A Solution in Search of a Problem?

A critical and deeply troubling aspect of this case is its potentially moot nature. As Melissa Crow points out, “there is no reason to do this” because the challenged policy has been defunct since 2021. Because the federal government rescinded the policy before a final judgment, the challengers argue the case “has almost no present implications, and likely no future implications either.” This raises the alarming question: why is the Supreme Court hearing it? The brief from Al Otro Lado suggests the government “nonetheless urges the Court to grant review just in case it decides at some point in the future to reinstate metering.” This is a preemptive strike, an attempt to secure a legal weapon for a future immigration crackdown. Crow rightly fears the administration “is seeking a decision that will give them even more leeway to restrict the rights of people fleeing persecution.”

The Erosion of Foundational Principles

At its heart, this case is not about border management; it is about the soul of America. The argument that a person has not “arrived” until their feet touch U.S. soil is a dangerous legal fiction that undermines the very purpose of asylum law. Asylum exists precisely for those who are outside their country of origin and unable or unwilling to return due to persecution. To say they must first breach a border to request protection creates a Catch-22 that renders the right to asylum meaningless. It is a betrayal of the Refugee Act of 1980 and our commitments under international treaties. This interpretation transforms ports of entry—designated, lawful channels for seeking admission—into legal black holes. It empowers border officials to arbitrarily deny access to the legal process based on a subjective assessment of “capacity,” a power ripe for abuse and diametrically opposed to the rule of law.

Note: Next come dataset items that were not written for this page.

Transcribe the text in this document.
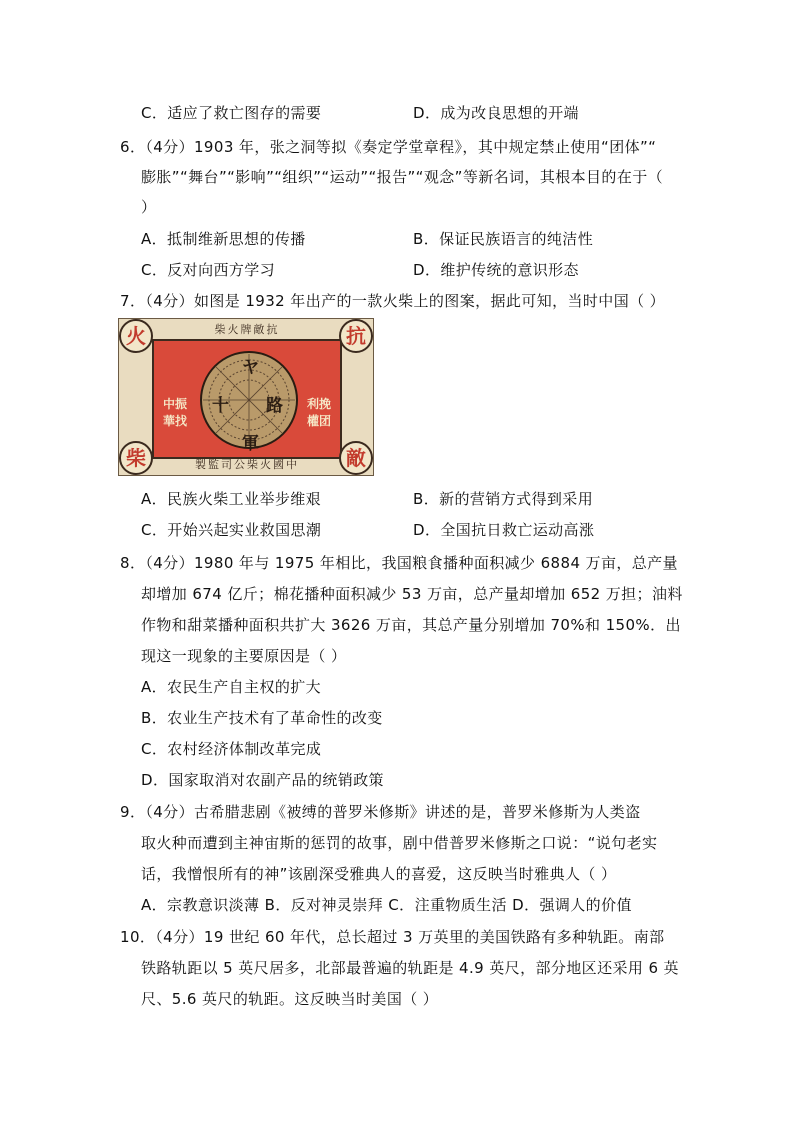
C．适应了救亡图存的需要	D．成为改良思想的开端
6．（4分）1903 年，张之洞等拟《奏定学堂章程》，其中规定禁止使用“团体”“
膨胀”“舞台”“影响”“组织”“运动”“报告”“观念”等新名词，其根本目的在于（
）
A．抵制维新思想的传播	B．保证民族语言的纯洁性
C．反对向西方学习	D．维护传统的意识形态
7．（4分）如图是 1932 年出产的一款火柴上的图案，据此可知，当时中国（ ）
柴火牌敵抗
中振
華找
利挽
權团
ヤ
十 路
軍
製監司公柴火國中
火	抗
柴	敵
A．民族火柴工业举步维艰	B．新的营销方式得到采用
C．开始兴起实业救国思潮	D．全国抗日救亡运动高涨
8．（4分）1980 年与 1975 年相比，我国粮食播种面积减少 6884 万亩，总产量
却增加 674 亿斤；棉花播种面积减少 53 万亩，总产量却增加 652 万担；油料
作物和甜菜播种面积共扩大 3626 万亩，其总产量分别增加 70%和 150%．出
现这一现象的主要原因是（ ）
A．农民生产自主权的扩大
B．农业生产技术有了革命性的改变
C．农村经济体制改革完成
D．国家取消对农副产品的统销政策
9．（4分）古希腊悲剧《被缚的普罗米修斯》讲述的是，普罗米修斯为人类盗
取火种而遭到主神宙斯的惩罚的故事，剧中借普罗米修斯之口说：“说句老实
话，我憎恨所有的神”该剧深受雅典人的喜爱，这反映当时雅典人（ ）
A．宗教意识淡薄 B．反对神灵崇拜 C．注重物质生活 D．强调人的价值
10．（4分）19 世纪 60 年代，总长超过 3 万英里的美国铁路有多种轨距。南部
铁路轨距以 5 英尺居多，北部最普遍的轨距是 4.9 英尺，部分地区还采用 6 英
尺、5.6 英尺的轨距。这反映当时美国（ ）
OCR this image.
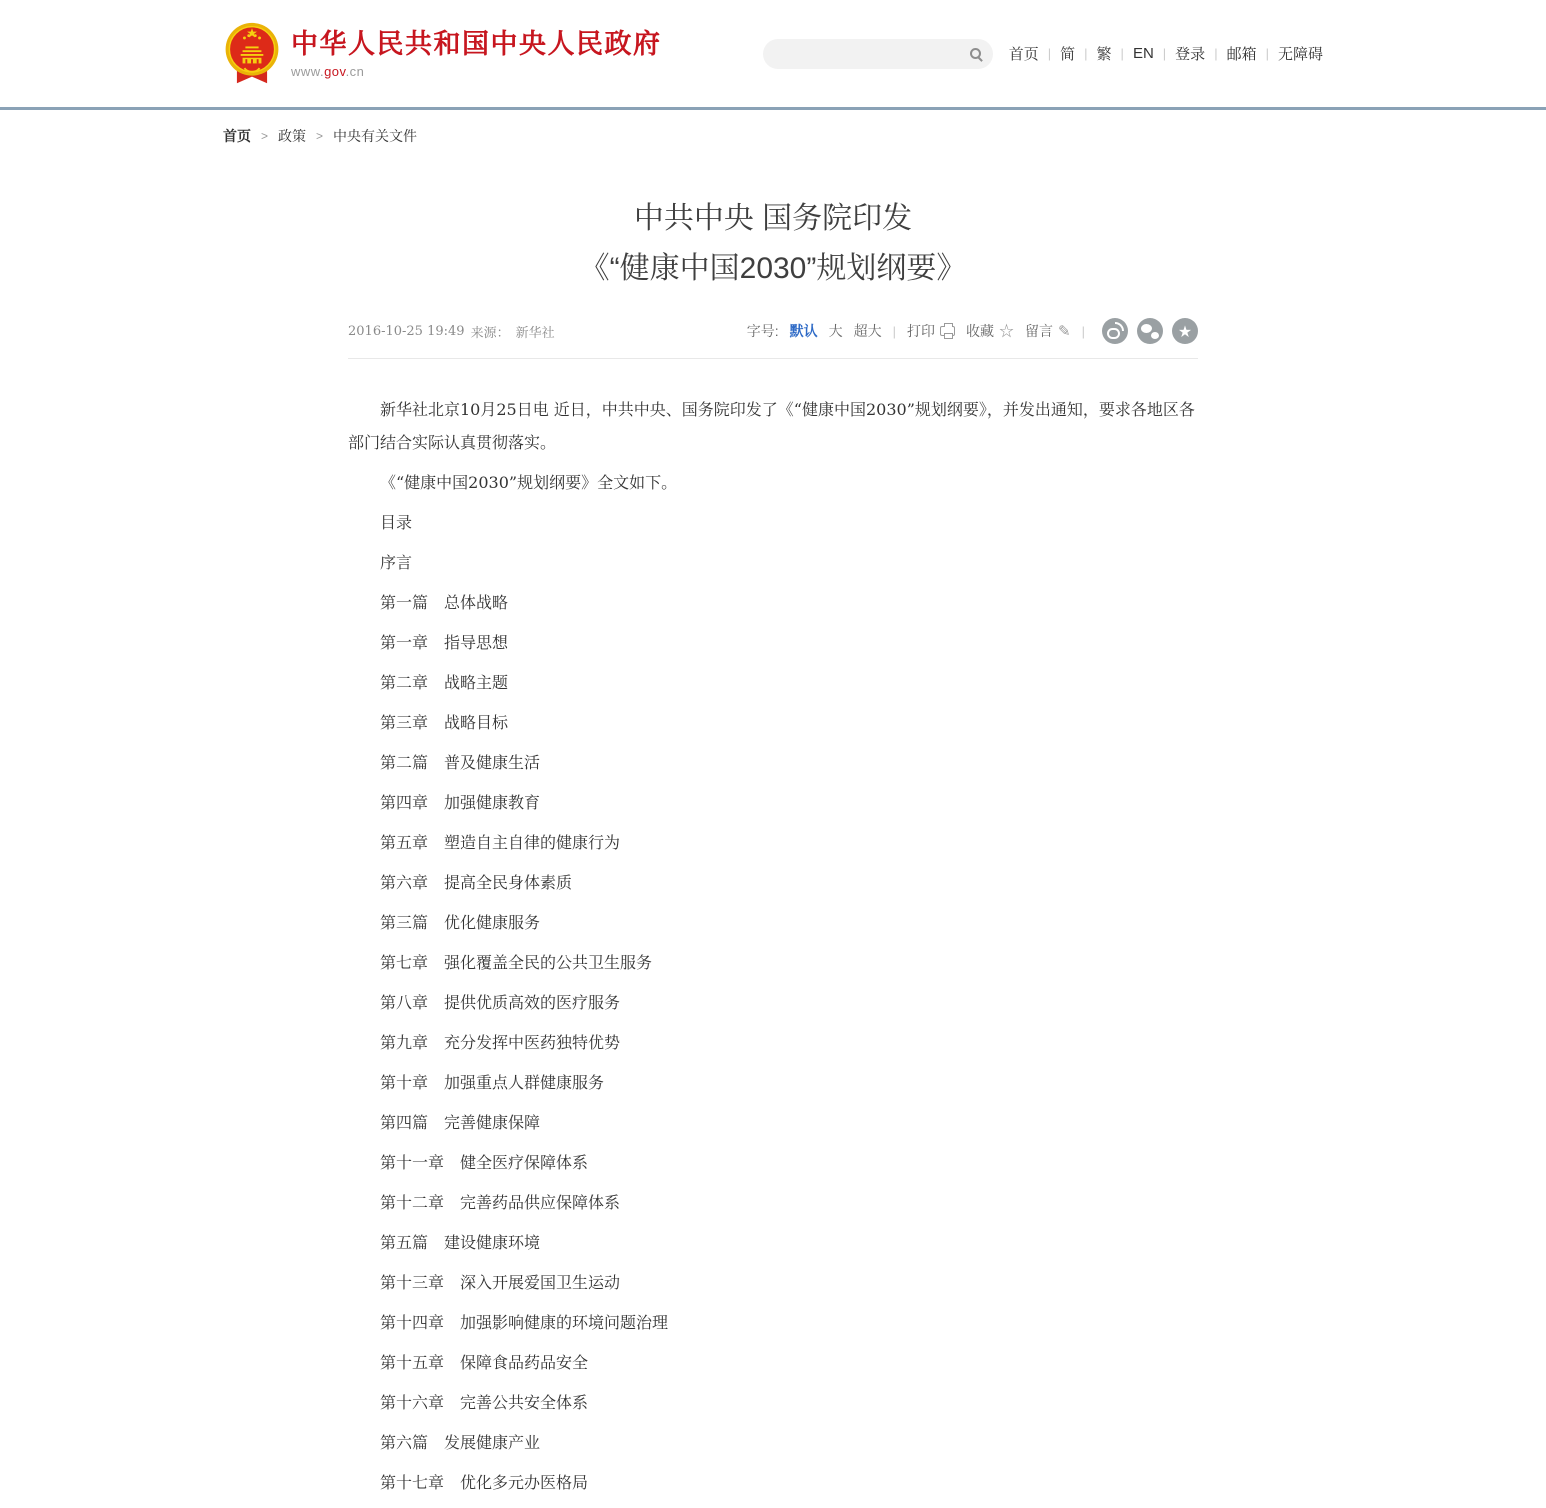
中华人民共和国中央人民政府
www.gov.cn
首页 | 简 | 繁 | EN | 登录 | 邮箱 | 无障碍
首页 > 政策 > 中央有关文件
中共中央 国务院印发
《“健康中国2030”规划纲要》
2016-10-25 19:49 来源： 新华社	字号: 默认 大 超大 | 打印 收藏 ☆ 留言 ✎ |
★

新华社北京10月25日电 近日，中共中央、国务院印发了《“健康中国2030”规划纲要》，并发出通知，要求各地区各部门结合实际认真贯彻落实。

《“健康中国2030”规划纲要》全文如下。

目录

序言

第一篇　总体战略

第一章　指导思想

第二章　战略主题

第三章　战略目标

第二篇　普及健康生活

第四章　加强健康教育

第五章　塑造自主自律的健康行为

第六章　提高全民身体素质

第三篇　优化健康服务

第七章　强化覆盖全民的公共卫生服务

第八章　提供优质高效的医疗服务

第九章　充分发挥中医药独特优势

第十章　加强重点人群健康服务

第四篇　完善健康保障

第十一章　健全医疗保障体系

第十二章　完善药品供应保障体系

第五篇　建设健康环境

第十三章　深入开展爱国卫生运动

第十四章　加强影响健康的环境问题治理

第十五章　保障食品药品安全

第十六章　完善公共安全体系

第六篇　发展健康产业

第十七章　优化多元办医格局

The Chilling Precedent for Executive Power

The Solicitor General’s argument that the lower court’s decision impedes the President’s ability to manage the border is a flawed and alarming assertion of executive authority. The Constitution and Congress have established laws governing asylum; the executive’s role is to faithfully execute those laws, not to creatively interpret them into oblivion for the sake of administrative convenience. Granting the executive the power to effectively nullify a statutory right by redefining a common word like “arrive” sets a terrifying precedent. If a president can unilaterally redefine terms to block access to legally mandated protections, what other rights secured by statute could be vanished by linguistic sleight of hand? This case is a fundamental test of whether the United States remains a nation governed by laws, not by the whims of any administration.

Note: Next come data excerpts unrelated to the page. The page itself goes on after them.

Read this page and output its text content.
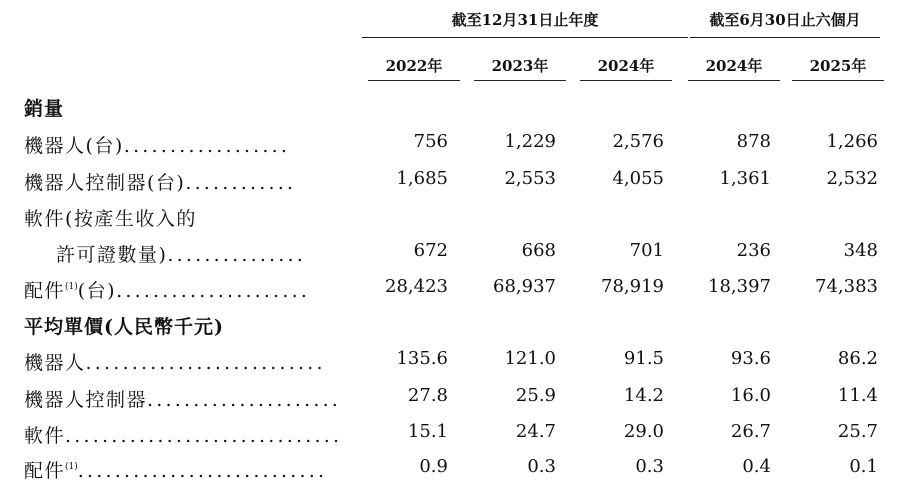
截至12月31日止年度	截至6月30日止六個月
2022年	2023年	2024年	2024年	2025年
銷量
機器人(台)..................	756	1,229	2,576	878	1,266
機器人控制器(台)............	1,685	2,553	4,055	1,361	2,532
軟件(按產生收入的
許可證數量)...............	672	668	701	236	348
配件$^{(1)}$(台).....................	28,423	68,937	78,919	18,397	74,383
平均單價(人民幣千元)
機器人..........................	135.6	121.0	91.5	93.6	86.2
機器人控制器.....................	27.8	25.9	14.2	16.0	11.4
軟件..............................	15.1	24.7	29.0	26.7	25.7
配件$^{(1)}$...........................	0.9	0.3	0.3	0.4	0.1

A Call to Conscience and Constitution

The spectacle of the Supreme Court deliberating on how to justify turning away the world’s most vulnerable is a profound moral failure. It is a retreat from the promise emblazoned on the Statue of Liberty and a repudiation of our history as a beacon of hope. The technical legal debate obscures the human tragedy at the border—families fleeing violence, individuals seeking safety, children hoping for a future. The “metering” policy was not just illegal; it was inhumane. To seek a ruling that would pave the way for its return is an act of profound cruelty. We must demand that the Court see through this legal charade, uphold the clear intent of asylum law, and affirm that the right to seek protection cannot be erased by a bureaucratic trick. Our commitment to liberty and justice must extend beyond our borders to all who approach them in good faith, seeking refuge from the storm. To do otherwise is to abandon the very ideals that define us.